If he’d hoped to set the clock forward as his ship left the Firth of Clyde and pulled away to the northwest, clear of the sea-lanes of French privateers, he’d been mistaken. Time seemed to tick backward, miring on that fatal moment. Havilah hovered like a specter on the windswept deck, her demise unrelenting. Haunting.

“Mr. Buchanan, sir.”

Leith looked up to find a cabin boy on the quarterdeck.

“The captain has invited you to dine in his cabin, sir.”

Glad for the distraction, Leith went below. Beef, pork, fowl, citrus, fruits, preserves, olives, capers, wines, and beer crowded the long table. Since it was his ship and the ill-named Captain Coffin and crew were first-rate, Leith was unstinting with provisions. He weathered an hour of conversation, a far cry from his last West Indies sailing when he’d kept mostly to his cabin, Caribbean rum his company.

“My swiftest cruise is five and twenty days,” Captain Coffin said, forking a bite of beef. “Glasgow to the Virginia Capes.”

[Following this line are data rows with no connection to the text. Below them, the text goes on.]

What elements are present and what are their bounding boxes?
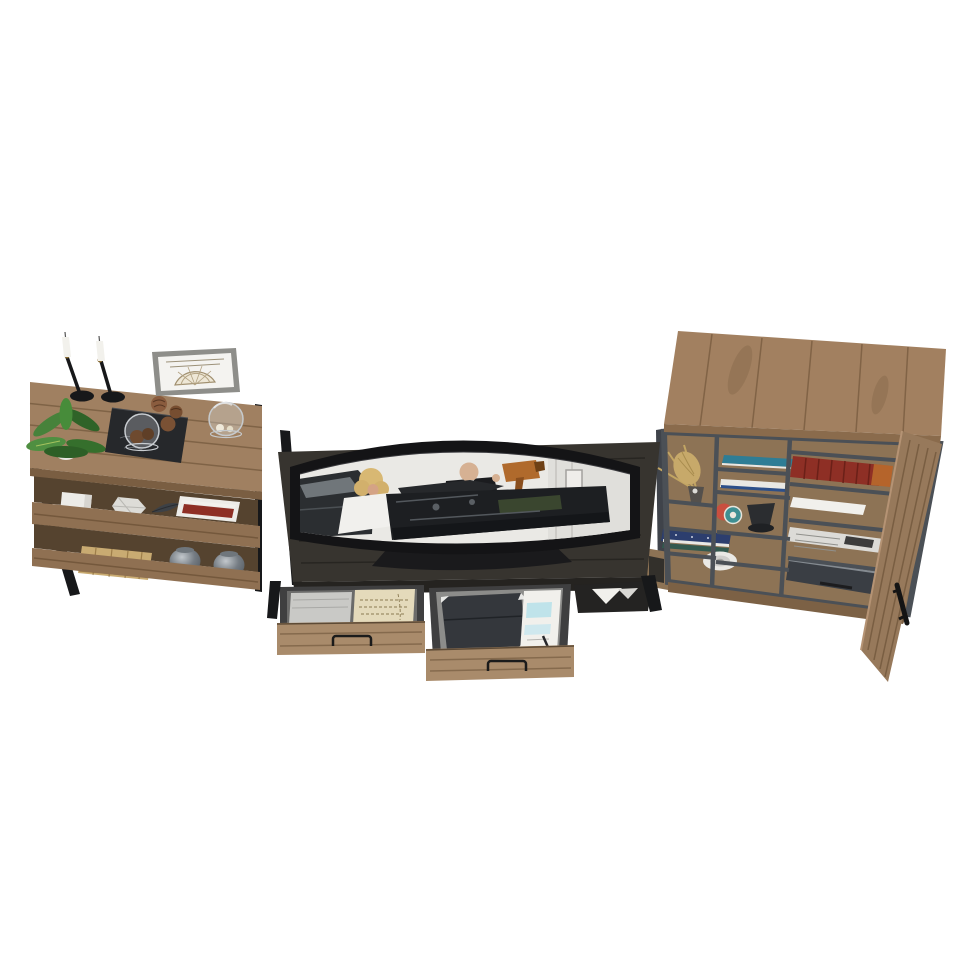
framed-print bbox=[152, 348, 240, 396]
glass-cloche bbox=[209, 403, 243, 438]
tvstand-leg-left bbox=[267, 581, 281, 619]
pinecone-on-tray bbox=[161, 417, 176, 432]
candle bbox=[96, 341, 105, 361]
drawer-front bbox=[426, 645, 574, 681]
right-cabinet bbox=[645, 331, 946, 682]
orange-book bbox=[871, 464, 893, 487]
pinecone-in-dome bbox=[130, 430, 144, 444]
drawer-left bbox=[277, 585, 425, 655]
candle bbox=[62, 337, 71, 357]
drawer-front bbox=[277, 621, 425, 655]
black-funnel bbox=[747, 503, 775, 533]
printed-papers bbox=[520, 590, 561, 654]
product-photo-canvas bbox=[0, 0, 970, 970]
left-console bbox=[25, 332, 262, 596]
drawer-right bbox=[426, 584, 574, 681]
product-render bbox=[0, 0, 970, 970]
dark-folder bbox=[441, 593, 526, 650]
side-cubby bbox=[574, 581, 652, 613]
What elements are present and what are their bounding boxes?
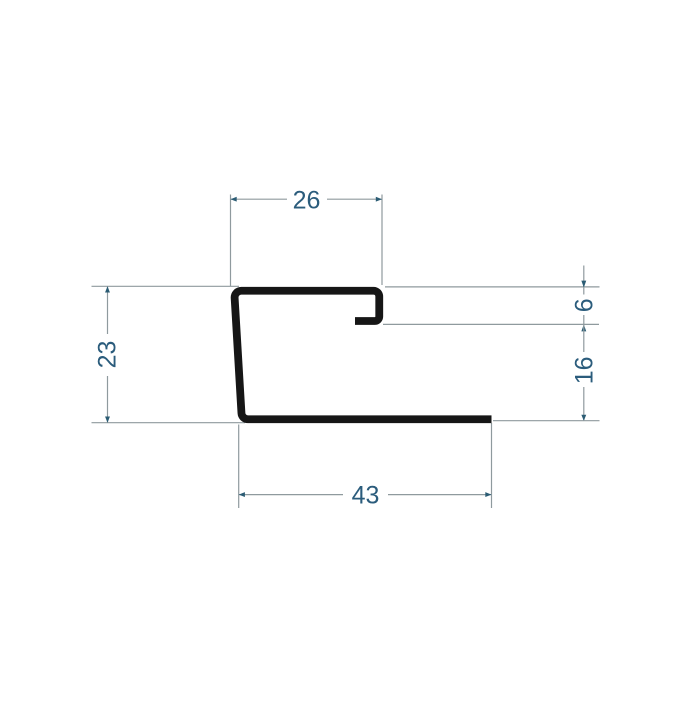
svg-text:26: 26 <box>293 186 321 214</box>
svg-text:6: 6 <box>571 298 599 312</box>
svg-text:16: 16 <box>571 356 599 384</box>
svg-text:23: 23 <box>94 341 122 369</box>
svg-text:43: 43 <box>352 482 380 510</box>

Leith hoped this voyage bested that. He had no love for the sea and had never conquered seasickness. This journey was simply a miserable means to an end, revealing how desperate he was, a fact he hated. That he owned an entire fleet of ships hardly assuaged him, though it did earn him the respect of the crew instead of the ill-scrappit gossip of Glasgow. These sailors within their wooden world cared little about what happened on land.